I was recently assisting an OCS admin at another company with Live Meeting connectivity issues, during the process of which I explained how Live Meeting connectivity works for on-premises conferences (located on OCS rather than the externally hosted service). He felt like it was good info so I thought I'd share it.
As you're aware, OCS is SIP based in its communications, with the most obvious SIP client being Communicator 2007. What is not as obvious is that Live Meeting is also a SIP client. OCS delivers various pieces of necessary information via SIP, which means that the Live Meeting client must understand how to communicate with OCS over SIP to retrieve the information needed to operate. This is why if you must specify your OCS Access Edge/pool FQDN rather than your Web Conferencing Edge/internal FQDN if your Live Meeting settings are configured manually (example below).

If you think about the infrastructure considers of this for a moment you'll also realize that for users to be able to connect to Live Meetings without any configuration settings you must deploy the necessary SRV records for your pool and Access Edge, even if you have no intention of deploying IM to some or all users (this is a somewhat rare but not entirely unusual request from some customers I've worked with).

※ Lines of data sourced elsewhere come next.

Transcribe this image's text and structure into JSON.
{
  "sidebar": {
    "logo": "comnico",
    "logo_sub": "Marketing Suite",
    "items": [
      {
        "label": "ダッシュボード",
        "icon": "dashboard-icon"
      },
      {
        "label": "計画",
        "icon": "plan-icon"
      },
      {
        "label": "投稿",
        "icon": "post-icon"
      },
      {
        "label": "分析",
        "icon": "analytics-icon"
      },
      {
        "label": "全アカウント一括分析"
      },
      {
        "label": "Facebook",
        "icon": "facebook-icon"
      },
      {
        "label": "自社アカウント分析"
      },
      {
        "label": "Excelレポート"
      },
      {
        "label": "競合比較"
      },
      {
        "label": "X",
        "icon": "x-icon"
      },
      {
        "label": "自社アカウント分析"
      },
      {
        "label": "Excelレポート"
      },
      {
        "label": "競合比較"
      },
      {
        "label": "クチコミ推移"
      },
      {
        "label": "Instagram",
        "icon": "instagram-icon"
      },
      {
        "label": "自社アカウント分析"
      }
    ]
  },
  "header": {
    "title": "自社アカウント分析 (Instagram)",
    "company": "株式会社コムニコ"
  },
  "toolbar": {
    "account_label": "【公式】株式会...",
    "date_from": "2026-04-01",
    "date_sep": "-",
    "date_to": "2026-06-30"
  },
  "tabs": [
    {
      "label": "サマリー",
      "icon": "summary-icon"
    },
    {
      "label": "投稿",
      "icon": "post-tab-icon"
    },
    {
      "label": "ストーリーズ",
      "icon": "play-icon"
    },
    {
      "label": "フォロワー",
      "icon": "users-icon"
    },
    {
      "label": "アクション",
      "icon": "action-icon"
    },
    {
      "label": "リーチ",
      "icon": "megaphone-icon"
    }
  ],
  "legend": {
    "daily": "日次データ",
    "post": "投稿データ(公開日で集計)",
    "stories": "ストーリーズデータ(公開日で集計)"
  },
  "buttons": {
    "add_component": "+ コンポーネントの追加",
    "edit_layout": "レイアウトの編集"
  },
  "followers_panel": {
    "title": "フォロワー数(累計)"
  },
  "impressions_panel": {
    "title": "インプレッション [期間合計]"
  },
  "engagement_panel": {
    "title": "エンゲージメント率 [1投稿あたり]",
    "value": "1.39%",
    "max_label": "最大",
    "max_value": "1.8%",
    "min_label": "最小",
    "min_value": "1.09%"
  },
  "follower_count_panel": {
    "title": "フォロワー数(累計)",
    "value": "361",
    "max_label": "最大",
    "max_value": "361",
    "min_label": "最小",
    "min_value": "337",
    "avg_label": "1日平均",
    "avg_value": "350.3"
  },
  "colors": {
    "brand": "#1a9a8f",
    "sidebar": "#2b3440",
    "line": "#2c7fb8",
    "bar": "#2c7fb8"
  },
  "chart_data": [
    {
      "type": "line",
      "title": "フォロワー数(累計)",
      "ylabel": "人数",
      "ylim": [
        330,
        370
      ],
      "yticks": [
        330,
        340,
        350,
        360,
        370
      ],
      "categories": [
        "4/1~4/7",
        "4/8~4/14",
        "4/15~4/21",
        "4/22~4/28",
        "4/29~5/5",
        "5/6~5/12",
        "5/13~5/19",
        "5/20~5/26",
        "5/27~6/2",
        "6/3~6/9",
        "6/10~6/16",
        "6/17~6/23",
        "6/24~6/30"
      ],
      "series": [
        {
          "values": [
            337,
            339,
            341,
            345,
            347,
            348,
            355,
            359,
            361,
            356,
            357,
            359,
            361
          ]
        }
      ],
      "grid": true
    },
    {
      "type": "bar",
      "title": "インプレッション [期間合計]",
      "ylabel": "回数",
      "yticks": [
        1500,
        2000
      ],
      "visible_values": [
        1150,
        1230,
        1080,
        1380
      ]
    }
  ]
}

So, how does this all come together? First, the Live Meeting client (hereafter referred to as "LM") queries DNS for the appropriate SRV records of the domain it extracted from the conference location URI. An example of a conference URI is sip:user@domain.com;gruu;opaque=app:conf:focus:id:1652DEC23E5AE243882614D3B42600B6. It receives an INFO message back from OCS that contains a variety of information in XML format. Among this information is the FQDN and port of the Web Conferencing Edge server:
<entry>
<key>proxy[0].FQDN</key>
<value>meetings.evangelyze.net</value>
</entry>
<entry>
<key>proxy[0].Port</key>
<value>443</value>
</entry>
This information is derived from the Web Conferencing properties of the pool:

After this point LM sends a SIP UPDATE message to OCS every 7 minutes to confirm connectivity. This is one of the reasons why it's important to have your firewall timeouts set properly - unexpectedly disconnecting LM sessions are a somewhat common side effect of improperly set timeout values on the firewall.